All five LTCFs in our study accepted CDI patients; however, more than one-fourth of the respondents were not sure or did not know whether their facilities accept patients with CDI diagnoses. More alarmingly, about 14% of HCP failed to comply with their facility-specific contact precautions for CDI, and more than half of respondents reported practicing isolation measures that are different from those adopted by their facilities. These findings reflect a major lack of communication and coordination between the health care administration, the infection control team, and the health care staff at LTCFs.

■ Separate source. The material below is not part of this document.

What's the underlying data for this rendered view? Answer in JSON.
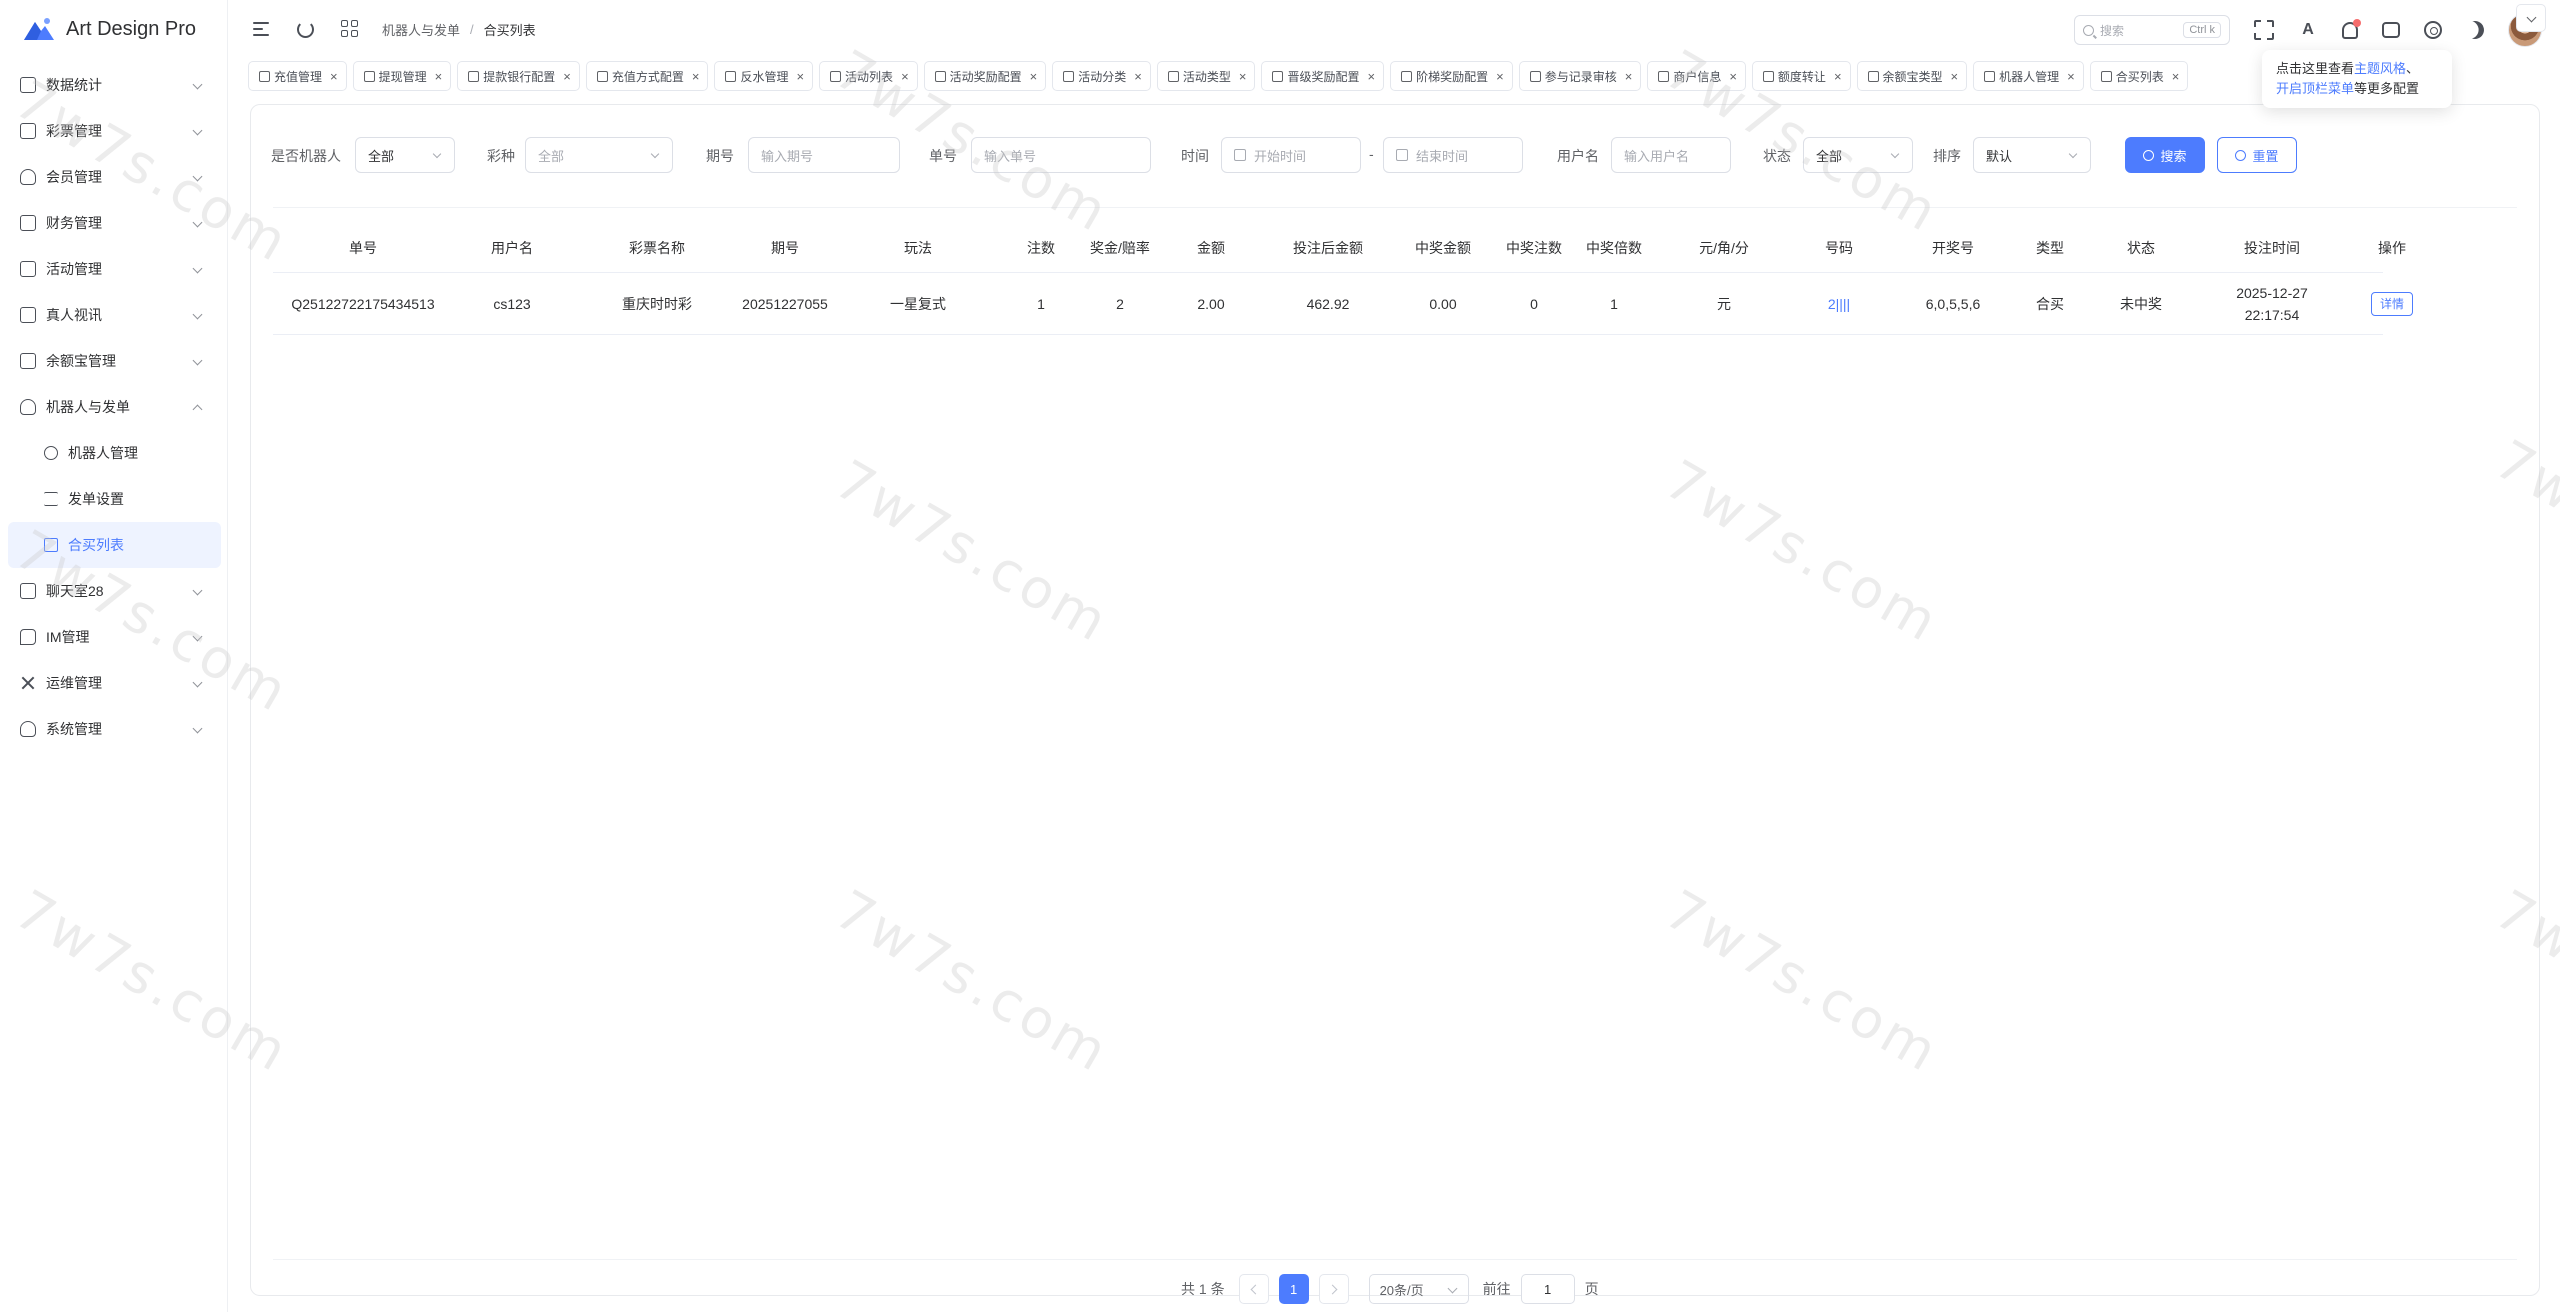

The findings of the current study should be interpreted within the context of some limitations. First, the survey was administered to a convenience sample of HCP at each LTCF, which prevented us from being able to calculate a response rate. This fact may also limit the applicability of the questionnaire to the general LTCF HCP population. However, the large sample size and inclusion of five LTCFs from two different states may have enhanced the generalizability of the results. Second, the study used a non-validated questionnaire and did not address the respondents’ perceptions of CDI and its preventive measures. Nevertheless, the survey questionnaire was comprehensive and was based on the 2010 SHEA/IDSA guidelines for CDI prevention, which enhanced the validity of our survey.

The findings of our study suggest significant gaps in knowledge among HCPs regarding the clinical importance and burden of CDI in LTCFs. The development and implementation of educational programs targeted at HCP in LTCFs are crucial to increase the awareness about the epidemiology, transmission, and prevention of CDI. Moreover, infection control policies with CDI-specific guidelines particularly suited to LTCFs, as well as mandatory antimicrobial stewardship programs, will help reduce the incidence of CDI in these facilities. More importantly, effective communication strategies between infection control teams and HCPs at LTCFs are critical to provide timely feedback and updates about CDI and improve compliance with CDI preventive measures.